27709899_1523500384415493_2566715551765631721_o.jpg
 
several vendors of windage trays + oem- need the special main bolts
IDK what they did on the trans am cars before dry sump- I was with Javelin
do you have an Isky tool for those valve reliefs?
 
several vendors of windage trays + oem- need the special main bolts
IDK what they did on the trans am cars before dry sump- I was with Javelin
do you have an Isky tool for those valve reliefs?

Pretty sure stock valve springs and the small cam in this car we had some valve float at 5k. Not all the pistons have marks on them. So going with the custom way of just smashing the pistons into the valves. We will be checking everything while the engine was apart. Not like lemons where we threw gaskets at it and sent if off for another 7 hours of racing.
 
a set of take out springs not too hard to find and fit the concept
the isky tool will prevent a bent valve which could break a cast piston and then...
 
It's probably more than slosh.
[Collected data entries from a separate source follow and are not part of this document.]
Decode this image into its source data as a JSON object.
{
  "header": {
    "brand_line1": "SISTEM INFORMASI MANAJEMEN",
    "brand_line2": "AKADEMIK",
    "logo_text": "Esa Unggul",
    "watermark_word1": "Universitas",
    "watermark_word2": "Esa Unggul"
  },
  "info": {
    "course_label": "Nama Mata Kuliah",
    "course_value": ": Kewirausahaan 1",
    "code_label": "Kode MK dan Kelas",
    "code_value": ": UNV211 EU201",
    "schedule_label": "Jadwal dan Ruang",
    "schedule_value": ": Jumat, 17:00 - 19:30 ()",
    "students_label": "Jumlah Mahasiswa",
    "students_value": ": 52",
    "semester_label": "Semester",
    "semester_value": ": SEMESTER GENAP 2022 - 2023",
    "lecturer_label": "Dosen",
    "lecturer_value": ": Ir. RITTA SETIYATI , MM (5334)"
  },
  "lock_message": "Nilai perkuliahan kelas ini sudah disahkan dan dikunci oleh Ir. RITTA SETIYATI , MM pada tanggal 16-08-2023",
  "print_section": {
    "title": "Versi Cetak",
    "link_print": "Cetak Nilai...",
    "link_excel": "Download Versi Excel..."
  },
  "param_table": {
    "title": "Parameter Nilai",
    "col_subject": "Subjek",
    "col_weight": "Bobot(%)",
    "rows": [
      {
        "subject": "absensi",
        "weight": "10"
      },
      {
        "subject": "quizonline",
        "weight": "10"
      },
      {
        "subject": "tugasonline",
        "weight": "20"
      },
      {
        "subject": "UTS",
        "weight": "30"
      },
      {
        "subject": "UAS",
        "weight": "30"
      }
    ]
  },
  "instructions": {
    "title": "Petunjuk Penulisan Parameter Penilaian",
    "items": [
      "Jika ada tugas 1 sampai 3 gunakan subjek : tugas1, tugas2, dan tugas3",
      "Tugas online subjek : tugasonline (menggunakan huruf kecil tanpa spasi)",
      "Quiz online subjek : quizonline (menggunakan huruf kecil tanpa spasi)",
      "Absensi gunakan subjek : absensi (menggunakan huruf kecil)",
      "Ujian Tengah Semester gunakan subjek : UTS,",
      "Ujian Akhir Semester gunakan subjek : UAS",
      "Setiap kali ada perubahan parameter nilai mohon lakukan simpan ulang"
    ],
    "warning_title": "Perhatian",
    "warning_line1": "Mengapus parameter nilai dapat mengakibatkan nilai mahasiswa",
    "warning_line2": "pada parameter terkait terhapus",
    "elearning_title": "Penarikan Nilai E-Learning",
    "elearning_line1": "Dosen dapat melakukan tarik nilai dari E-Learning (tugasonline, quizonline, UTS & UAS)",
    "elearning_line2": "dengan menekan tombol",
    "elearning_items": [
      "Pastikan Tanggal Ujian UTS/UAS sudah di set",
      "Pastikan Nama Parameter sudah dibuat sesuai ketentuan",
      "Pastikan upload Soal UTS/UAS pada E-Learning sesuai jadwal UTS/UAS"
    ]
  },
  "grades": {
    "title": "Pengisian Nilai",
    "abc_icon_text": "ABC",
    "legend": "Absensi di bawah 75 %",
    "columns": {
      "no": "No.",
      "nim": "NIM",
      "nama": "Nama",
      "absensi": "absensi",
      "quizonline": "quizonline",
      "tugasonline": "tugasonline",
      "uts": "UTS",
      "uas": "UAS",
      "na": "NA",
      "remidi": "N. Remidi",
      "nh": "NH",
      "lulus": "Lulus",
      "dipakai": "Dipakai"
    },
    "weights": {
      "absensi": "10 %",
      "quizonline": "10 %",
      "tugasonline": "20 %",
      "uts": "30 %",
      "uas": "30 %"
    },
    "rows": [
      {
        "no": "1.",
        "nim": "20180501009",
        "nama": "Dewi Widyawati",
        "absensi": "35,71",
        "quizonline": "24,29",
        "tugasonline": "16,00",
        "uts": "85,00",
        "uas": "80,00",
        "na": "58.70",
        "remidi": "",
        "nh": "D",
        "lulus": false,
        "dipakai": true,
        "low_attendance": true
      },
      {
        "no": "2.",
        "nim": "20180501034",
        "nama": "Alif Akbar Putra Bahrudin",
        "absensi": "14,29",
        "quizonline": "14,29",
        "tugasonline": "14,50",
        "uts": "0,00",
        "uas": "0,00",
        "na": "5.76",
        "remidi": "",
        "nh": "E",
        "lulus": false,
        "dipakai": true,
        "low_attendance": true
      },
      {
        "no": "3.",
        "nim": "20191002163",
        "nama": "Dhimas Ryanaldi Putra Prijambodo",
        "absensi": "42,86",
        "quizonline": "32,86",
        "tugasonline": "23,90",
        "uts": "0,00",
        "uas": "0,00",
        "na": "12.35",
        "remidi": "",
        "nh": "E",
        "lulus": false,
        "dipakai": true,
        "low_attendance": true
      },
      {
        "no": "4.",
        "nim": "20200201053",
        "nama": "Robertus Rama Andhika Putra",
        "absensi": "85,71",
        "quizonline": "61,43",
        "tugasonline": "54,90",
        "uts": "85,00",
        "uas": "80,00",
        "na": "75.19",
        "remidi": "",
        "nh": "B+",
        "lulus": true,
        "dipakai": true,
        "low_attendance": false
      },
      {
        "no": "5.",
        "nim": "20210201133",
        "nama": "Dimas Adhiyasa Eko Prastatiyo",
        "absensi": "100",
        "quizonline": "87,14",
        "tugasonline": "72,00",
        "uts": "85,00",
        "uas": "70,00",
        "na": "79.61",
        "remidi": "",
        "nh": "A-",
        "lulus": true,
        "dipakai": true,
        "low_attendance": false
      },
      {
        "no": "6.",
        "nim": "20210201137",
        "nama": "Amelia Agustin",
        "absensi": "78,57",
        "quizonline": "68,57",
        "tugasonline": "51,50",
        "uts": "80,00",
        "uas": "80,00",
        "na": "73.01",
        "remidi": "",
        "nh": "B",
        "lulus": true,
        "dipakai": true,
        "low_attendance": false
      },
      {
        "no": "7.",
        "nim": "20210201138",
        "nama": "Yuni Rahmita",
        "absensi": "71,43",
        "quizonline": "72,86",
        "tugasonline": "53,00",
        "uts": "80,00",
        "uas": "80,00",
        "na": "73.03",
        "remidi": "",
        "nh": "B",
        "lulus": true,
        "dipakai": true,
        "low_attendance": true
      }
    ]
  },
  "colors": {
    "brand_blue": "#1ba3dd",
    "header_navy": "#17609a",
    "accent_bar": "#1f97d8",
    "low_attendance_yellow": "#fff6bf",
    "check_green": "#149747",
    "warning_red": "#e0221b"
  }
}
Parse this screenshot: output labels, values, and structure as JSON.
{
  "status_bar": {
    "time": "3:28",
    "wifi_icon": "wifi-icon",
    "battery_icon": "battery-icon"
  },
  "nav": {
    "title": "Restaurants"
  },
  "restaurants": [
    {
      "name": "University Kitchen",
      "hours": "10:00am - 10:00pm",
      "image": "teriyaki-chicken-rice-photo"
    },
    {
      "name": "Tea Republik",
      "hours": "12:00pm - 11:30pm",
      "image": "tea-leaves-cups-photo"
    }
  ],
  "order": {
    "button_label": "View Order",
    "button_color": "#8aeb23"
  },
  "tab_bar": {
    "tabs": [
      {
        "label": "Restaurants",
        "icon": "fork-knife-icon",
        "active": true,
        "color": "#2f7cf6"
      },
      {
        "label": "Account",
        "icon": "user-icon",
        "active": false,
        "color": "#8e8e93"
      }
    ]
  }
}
Install a scraper and pan with a deeper and larger sump. Evn a modified stocker. I would not run the higher volume pump. Run std volume and add the MP high pressure relief spring package. It's more than you need.
 
So tear down is complete. Lets just say the pistons are lemons approved. Found no windage tray. So as well as the oil mods we will be looking to add some sort of windage tray to the system. Also found some junk in the bottom of the oil pan as well as a mostly clogged oil pickup tube from chunks of piston skirts. Guys doing the tear down said they would laugh as they would touch something and hear a clunk of something metal falling out of the block. Good news crank is fine. Rods are ok. Bearings are worn but we figured they would be worse. I will throw some pictures up later. Should be pistons, valve springs and maybe a new cam away from a rebuild. Plus the normal stuff.
 
Well figure I would finally show the pictures from the tear down. Anyways rebuild has started with new pistons. Also doing a basic windage tray. This should help the current problems anyways some good pictures.

Little pieces found in the pan...and the oil pickup tube.

30825134_10105634849498440_1646428051_o.jpg


30771485_10105634849293850_987995855_o.jpg


Piston number 8

30768797_10105634895825600_283224772_o.jpg


30768133_10105634939887300_1571939179_o.jpg


Might have been cause of some blow by. Might just be lemons approved rings.

30768643_10105634940002070_1319858328_o.jpg


The real interesting one. Piston Number 2

30771448_10105634858685030_898554350_o.jpg


What is amazing is the engine ran without any bad sounds. Crank looks ok. So hopefully the engine will be back together before a time trial on Memorial Day Weekend.